The fact is that no matter what realm we function in, we’re subject to leadership training of all makes and models—theories and policies and “best practices”—oh, my—by which we all must abide. And they are as distinctly different as a ladybug from a wasp; both are insects, but that’s about all they have in common. Leadership training is the same way; there are endless models but there are three common types under which most fit.


This basically means that one person or a small group of people make the rules and the rest follow, with little or no input. This model runs the gamut from government to family relationships and everything in between. And while that might be the job description for a CEO or Supreme Court Justice, it doesn’t work everywhere. Where it does work is in places where the people in charge, even with the final say, listen to others and treat them compassionately, even when “encouraging” compliance.


This type of leadership is designed to seek input from other people or groups and allows for the majority to affect the decisions made by recognized leaders. Leaders are then responsible for implementing those decisions, having the authority to assign consequences to those not abiding by them. Entities using this model might establish committees, host elections or answer to a board of directors. Government, churches, businesses and institutions are often supposed to run this way, but it all boils down to one question: Will the leaders take the input solicited or is the requested collaboration simply for show?


This type of leadership is simply a kind of “mob rules” approach which has a figurehead for a leader but often the bottom line is that the loudest and/or most disruptive people usually take the wheel. This type of “leadership” is usually the default when true leaders are afraid that their decisions might be unpopular; therefore, rules are either mythical creatures or enforced only sporadically or not at all. We’ve all seen out-of-control classrooms where a teacher has simply lost command and the mob rules—usually because the teacher fears any confrontation by naughty students who’ve never met a rule they liked.
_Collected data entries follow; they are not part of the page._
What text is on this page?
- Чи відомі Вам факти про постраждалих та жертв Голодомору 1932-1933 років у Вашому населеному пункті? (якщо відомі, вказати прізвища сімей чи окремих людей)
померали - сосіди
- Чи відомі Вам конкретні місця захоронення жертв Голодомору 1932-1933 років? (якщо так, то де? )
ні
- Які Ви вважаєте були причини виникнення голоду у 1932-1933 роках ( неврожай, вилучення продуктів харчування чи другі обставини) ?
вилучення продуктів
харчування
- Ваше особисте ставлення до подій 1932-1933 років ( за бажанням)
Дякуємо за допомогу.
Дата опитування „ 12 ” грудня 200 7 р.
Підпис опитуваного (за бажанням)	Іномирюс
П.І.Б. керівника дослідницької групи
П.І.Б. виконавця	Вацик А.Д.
Sadly, we’ve also seen this recently in cities where the rule of law has been abdicated and chaos reigns. This is where we get the old adage, “The inmates are running the asylum.” It’s not necessarily that the “inmates” have no legitimate claim or request but rather that they’re simply not equipped to manage whatever they’re seeking—usually because they have no conception of leadership—good, bad, or indifferent. Pretending they do never bodes well.

True and effective leadership only happens when two things coexist: A rule of law and leaders who consider those under their authority to be more important than their own careers, reputations or bank accounts. 

Jesus might have mentioned that when he pointed out that true leaders are servants first.


In his Word, God very succinctly states his requirement for leadership: “Do justice, love mercy, and walk humbly with your God” (Micah 6:8).

One doesn’t have to be a Bible scholar or even a Christian to recognize the wisdom in that short admonition. If, as leaders, we “do justice,” we will not judge according to economic status, race, religion, gender or any other criteria, but only according to the standard of the law.

If we “love mercy,” we will make the decision best for the individual—within the confines of the law—and if consequences are required, we will implement them with compassion.

If we “walk humbly with our God,” we will recognize that we are not, by any means, perfect or incapable of error, and we will submit our will to his. We will also accept that we are accountable for how we treat others and ask God for an attitude adjustment if necessary.

I believe that in order to be wise, righteous, and compassionate leaders, we must look to that simple verse in Micah—and follow it. It’s not a complicated principle; it doesn’t take a college degree or a month of “leadership training” to comprehend, but it is the most effective leadership model we will ever find.

That is—if we really want to be effective leaders.